I have a couple of PhD vivas this week (and a third where my role is merely chair) and getting home after the first, which had a happy outcome and went well by all the usual standards, I was as bad tempered as, on reflection, I always am. Given that they simply comprise a friendly questioning conversation, why should that be? Perhaps it’s because they are a disturbing parody of an academic conversation.

A fellow philosopher reported on Facebook last year that she had been asked a question at a conference which began: “I want to re-ask an earlier question but more aggressively…” What possible role could aggression have in academia, she wondered. Clearly it shouldn’t have any but I think I can see why it might seem to have one.

On the assumption that asking philosophical questions is a matter of weighing reasons for beliefs, and assuming that we don’t have a general theory of good and bad reasons (logic only goes so far), then one must accord them weight them ‘from within’ for which process a characteristic experience is an inner exclamation of ‘But that’s a terrible reason!’. In polite conversation and said of someone else’s commitment – rather than the abstract possibility of a reason – saying that would sound, and possibly be, aggressive. In academia, between equals it wouldn’t be or even sound so. (There really is no need for aggression in academia.) But because of the power imbalance in a viva such an expression is something to be avoided with a potentially nervous PhD candidate. So part of the stress of the viva is that a commitment to exploring reasons brings with it characteristic experiences of bad reasons (as well as good, but they are easy) which have then constantly to be masked. For two hours.
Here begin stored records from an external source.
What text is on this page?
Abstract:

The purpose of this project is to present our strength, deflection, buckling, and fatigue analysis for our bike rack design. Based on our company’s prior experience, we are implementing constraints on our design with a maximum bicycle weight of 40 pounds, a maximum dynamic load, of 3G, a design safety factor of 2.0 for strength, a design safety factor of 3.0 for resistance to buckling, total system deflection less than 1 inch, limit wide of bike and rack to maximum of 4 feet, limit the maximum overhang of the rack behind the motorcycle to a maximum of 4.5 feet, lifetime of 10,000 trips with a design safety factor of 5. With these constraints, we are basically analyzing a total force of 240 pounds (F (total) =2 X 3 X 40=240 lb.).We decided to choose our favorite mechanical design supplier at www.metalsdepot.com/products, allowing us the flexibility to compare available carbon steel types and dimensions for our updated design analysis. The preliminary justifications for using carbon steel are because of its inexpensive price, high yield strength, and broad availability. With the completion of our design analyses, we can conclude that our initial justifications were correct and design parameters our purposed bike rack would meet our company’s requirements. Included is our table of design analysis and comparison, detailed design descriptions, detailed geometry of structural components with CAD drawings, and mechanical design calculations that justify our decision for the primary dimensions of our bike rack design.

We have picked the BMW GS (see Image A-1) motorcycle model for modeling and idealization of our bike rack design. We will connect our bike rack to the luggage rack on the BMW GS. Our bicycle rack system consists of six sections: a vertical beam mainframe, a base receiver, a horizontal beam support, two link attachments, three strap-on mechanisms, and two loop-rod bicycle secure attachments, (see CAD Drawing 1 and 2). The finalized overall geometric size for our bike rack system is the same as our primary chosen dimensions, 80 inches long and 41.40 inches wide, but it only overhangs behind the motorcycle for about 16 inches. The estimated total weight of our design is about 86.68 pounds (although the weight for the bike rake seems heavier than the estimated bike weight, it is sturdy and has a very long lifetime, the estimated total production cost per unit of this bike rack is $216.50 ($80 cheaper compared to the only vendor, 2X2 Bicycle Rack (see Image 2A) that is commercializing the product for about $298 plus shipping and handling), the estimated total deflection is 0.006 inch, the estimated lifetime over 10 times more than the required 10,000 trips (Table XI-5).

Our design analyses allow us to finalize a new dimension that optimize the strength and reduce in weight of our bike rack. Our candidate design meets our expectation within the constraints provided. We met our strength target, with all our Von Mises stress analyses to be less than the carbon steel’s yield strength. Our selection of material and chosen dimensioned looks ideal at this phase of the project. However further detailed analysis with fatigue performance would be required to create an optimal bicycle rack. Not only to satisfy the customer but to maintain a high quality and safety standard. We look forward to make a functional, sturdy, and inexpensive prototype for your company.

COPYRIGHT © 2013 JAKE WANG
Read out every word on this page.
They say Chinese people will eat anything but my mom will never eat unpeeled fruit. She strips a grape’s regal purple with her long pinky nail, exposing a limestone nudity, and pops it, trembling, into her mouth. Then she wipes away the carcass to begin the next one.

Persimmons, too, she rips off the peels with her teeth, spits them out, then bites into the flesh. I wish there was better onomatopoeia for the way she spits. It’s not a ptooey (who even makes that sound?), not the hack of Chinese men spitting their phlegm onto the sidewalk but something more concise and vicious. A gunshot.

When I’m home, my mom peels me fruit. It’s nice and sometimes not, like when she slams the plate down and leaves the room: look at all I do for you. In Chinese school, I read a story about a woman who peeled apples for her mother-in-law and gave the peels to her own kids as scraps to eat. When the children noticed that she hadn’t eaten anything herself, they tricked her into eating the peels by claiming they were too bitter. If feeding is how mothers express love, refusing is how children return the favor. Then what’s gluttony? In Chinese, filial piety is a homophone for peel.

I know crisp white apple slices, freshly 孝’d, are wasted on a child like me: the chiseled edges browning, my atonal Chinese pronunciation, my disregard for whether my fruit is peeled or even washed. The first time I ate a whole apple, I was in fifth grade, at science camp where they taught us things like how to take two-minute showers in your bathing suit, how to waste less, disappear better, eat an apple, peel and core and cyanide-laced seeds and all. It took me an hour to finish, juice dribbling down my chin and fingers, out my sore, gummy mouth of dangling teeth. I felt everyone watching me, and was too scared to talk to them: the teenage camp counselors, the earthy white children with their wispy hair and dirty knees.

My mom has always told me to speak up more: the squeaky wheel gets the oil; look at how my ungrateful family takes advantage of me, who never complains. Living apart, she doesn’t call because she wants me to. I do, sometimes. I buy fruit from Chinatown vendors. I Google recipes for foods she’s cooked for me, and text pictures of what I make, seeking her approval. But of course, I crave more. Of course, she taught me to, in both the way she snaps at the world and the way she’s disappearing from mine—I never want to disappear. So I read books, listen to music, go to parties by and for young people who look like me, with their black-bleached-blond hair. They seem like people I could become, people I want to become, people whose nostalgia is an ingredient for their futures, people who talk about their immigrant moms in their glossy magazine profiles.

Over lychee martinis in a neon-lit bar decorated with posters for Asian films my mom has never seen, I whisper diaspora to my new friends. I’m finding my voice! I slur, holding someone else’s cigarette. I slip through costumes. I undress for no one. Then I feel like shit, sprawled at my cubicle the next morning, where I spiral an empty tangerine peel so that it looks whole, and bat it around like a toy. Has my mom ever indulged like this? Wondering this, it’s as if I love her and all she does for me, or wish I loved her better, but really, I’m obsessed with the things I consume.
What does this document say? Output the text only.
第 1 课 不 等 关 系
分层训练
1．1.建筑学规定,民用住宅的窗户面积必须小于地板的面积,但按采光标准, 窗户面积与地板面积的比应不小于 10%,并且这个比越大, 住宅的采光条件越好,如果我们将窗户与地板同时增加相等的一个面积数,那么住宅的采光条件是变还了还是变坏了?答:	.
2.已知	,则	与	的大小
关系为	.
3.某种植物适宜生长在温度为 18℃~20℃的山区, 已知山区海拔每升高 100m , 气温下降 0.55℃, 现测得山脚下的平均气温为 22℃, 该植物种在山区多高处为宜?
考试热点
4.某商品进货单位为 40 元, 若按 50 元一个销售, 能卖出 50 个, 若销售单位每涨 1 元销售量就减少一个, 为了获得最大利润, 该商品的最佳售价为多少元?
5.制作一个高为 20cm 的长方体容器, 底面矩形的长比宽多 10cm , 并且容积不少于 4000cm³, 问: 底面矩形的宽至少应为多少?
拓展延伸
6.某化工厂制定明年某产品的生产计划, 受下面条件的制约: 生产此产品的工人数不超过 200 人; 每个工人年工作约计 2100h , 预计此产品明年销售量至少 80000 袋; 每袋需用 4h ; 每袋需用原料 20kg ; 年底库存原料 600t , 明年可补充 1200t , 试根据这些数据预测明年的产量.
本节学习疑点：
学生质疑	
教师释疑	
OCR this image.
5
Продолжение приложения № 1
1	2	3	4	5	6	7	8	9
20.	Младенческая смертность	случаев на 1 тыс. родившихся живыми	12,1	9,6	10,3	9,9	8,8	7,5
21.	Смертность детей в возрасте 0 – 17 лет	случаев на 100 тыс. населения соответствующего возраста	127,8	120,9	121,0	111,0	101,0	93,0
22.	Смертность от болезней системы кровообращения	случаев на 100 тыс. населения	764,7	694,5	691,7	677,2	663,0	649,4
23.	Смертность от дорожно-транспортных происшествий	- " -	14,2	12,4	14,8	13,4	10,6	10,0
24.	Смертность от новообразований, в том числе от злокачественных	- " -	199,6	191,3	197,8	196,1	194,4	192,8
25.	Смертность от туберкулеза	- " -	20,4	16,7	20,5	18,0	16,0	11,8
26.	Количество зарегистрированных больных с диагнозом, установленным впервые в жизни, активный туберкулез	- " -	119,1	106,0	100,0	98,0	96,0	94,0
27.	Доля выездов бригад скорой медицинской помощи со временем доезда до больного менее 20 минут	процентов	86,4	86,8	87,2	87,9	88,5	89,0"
Second, I take my role in a viva to be primarily exploring the student’s reasons for saying and doing what he or she has in the thesis not simply imposing my views of what he/she ought. It is often a matter of exploring the costs of adopting particular views. Sometimes this leads to agreement on a matter. In other cases, not and the prospect of suggested corrections to the thesis. But in a number of cases, even after some iterations, one doesn’t ground out the issue and, practically in the circumstances, the only thing to do is let the matter drop. A PhD is, after all, merely an academic apprenticeship. But as part of a conversation aimed at getting at the truth, such lacunae are hugely frustrating. So as well as letting the particular issue drop, one has also to hide the frustration of doing this.

On reflection, though, that’s not the best way to describe things. If the conversation were simply ‘aimed at getting at the truth’ then one would usually also offer solutions. That’s what I’d do at a conference or in the pub. Although I sometimes do this in vivas in order to ask a further question, as an end in itself, it is not very helpful as part of an exam. So again there’s an internal tension in this case between the apparent regulative ideal of the conversation – seeking out the truth – and its role as an exam.

I noticed yesterday that my fellow examiner referred in media res to the ‘interesting conversation’ we were all ‘having together’. But it is a weird parody of a conversation leaving no one satisfied.